World renowned art critic, Donald Kuspit, commetnts that “Brisson’s works have a certain classical calm and completeness even as they are informed by a modernist aesthetic. Brisson has roots in both the French decorative tradition, with what might be called its grand sensuous manner, and in modernist Primitivism, with its aggressive emotionality and forthright expressiveness.” He goes on to say, “Brisson’s dancers are not Degas’ “little rats” nor Matisse’s naked “rustics,” not vulgar urban dancers struggling to be theatrically suave, nor percussive and perverse Stravinsky-like orgiasts; but rather figures who are not entirely at home in their white dresses – suggesting their purity and innocence – nor in their naked flesh, for they have been “corrupted,” as it were by Western ideal of dance art.”
Brisson combines various elements of life, which we have all observed in different moments.
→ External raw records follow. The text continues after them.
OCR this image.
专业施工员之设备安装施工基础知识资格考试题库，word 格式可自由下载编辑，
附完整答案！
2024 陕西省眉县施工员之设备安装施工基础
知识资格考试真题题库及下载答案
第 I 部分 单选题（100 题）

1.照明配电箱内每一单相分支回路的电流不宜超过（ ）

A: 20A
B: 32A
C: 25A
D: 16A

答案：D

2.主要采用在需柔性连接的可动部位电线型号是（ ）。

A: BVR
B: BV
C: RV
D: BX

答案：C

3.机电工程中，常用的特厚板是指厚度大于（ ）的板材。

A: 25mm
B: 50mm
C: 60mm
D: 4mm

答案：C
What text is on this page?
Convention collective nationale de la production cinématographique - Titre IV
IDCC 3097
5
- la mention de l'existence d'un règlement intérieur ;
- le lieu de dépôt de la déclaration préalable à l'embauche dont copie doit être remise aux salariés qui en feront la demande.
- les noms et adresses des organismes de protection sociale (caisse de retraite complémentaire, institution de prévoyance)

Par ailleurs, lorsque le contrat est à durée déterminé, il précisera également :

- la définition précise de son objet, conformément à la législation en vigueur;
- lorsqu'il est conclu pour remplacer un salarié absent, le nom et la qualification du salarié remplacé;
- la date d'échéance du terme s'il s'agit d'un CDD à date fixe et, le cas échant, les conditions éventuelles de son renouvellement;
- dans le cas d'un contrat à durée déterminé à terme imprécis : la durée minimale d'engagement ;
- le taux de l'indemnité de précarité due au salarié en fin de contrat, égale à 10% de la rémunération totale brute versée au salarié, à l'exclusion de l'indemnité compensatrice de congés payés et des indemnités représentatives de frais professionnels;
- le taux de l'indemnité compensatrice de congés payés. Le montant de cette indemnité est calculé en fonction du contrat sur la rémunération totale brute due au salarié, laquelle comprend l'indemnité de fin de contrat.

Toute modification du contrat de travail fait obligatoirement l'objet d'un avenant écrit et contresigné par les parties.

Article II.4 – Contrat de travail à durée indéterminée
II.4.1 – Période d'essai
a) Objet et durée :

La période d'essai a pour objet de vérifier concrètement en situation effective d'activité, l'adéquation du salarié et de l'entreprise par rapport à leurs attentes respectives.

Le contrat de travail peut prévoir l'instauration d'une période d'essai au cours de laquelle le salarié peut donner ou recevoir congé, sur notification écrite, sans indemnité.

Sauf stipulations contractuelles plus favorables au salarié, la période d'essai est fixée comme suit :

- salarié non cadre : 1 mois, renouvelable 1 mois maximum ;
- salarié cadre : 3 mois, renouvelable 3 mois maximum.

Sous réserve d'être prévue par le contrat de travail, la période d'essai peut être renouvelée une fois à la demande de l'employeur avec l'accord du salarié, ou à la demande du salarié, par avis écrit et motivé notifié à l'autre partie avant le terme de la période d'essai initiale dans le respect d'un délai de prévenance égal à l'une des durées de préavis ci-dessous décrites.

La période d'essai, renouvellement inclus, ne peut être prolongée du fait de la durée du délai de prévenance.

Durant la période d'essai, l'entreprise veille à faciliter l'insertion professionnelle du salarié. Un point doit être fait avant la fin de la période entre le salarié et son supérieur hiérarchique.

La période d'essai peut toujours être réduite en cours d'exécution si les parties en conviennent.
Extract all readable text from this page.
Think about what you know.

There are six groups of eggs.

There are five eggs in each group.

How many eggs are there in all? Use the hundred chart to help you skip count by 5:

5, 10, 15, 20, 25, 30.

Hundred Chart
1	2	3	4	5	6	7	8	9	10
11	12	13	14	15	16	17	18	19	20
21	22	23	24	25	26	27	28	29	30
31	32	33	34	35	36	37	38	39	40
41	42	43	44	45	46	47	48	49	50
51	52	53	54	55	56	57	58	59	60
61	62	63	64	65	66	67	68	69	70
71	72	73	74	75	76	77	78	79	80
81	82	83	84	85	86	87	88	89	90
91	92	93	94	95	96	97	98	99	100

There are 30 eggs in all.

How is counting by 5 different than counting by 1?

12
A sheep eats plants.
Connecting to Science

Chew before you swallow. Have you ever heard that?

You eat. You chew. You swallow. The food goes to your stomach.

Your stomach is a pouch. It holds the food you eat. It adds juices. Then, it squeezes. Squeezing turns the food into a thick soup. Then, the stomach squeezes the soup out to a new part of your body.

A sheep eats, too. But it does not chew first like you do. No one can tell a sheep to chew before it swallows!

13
Yet, except through his art, never before have they been experienced at a single instant and place. His motifs imbue the awesomeness of the natural world and the unfinished continuum of human history, continuing to unfold. With their well-aged patina and Mediterranean glow, Brisson’s works are reminiscent of the fresh, early frescos from Pompeii and offer viewers a site of visual pleasure, existing across time. The harmony and vision of Brisson’s work continues to transcend modes of contemporary culture while carrying the air of an old world aesthetic. A master of unearthing the primordial instincts of freedom and expression, Brisson’s work will continue to fascinate and delight the fancy in all of us and grant reverence to the human spirit. Atlanta’s euphoric embrace of Brisson’s “In the Mood of Matisse” underscored the Southern sensibility of his work as it forged a unique bridge between the classic and the contemporary.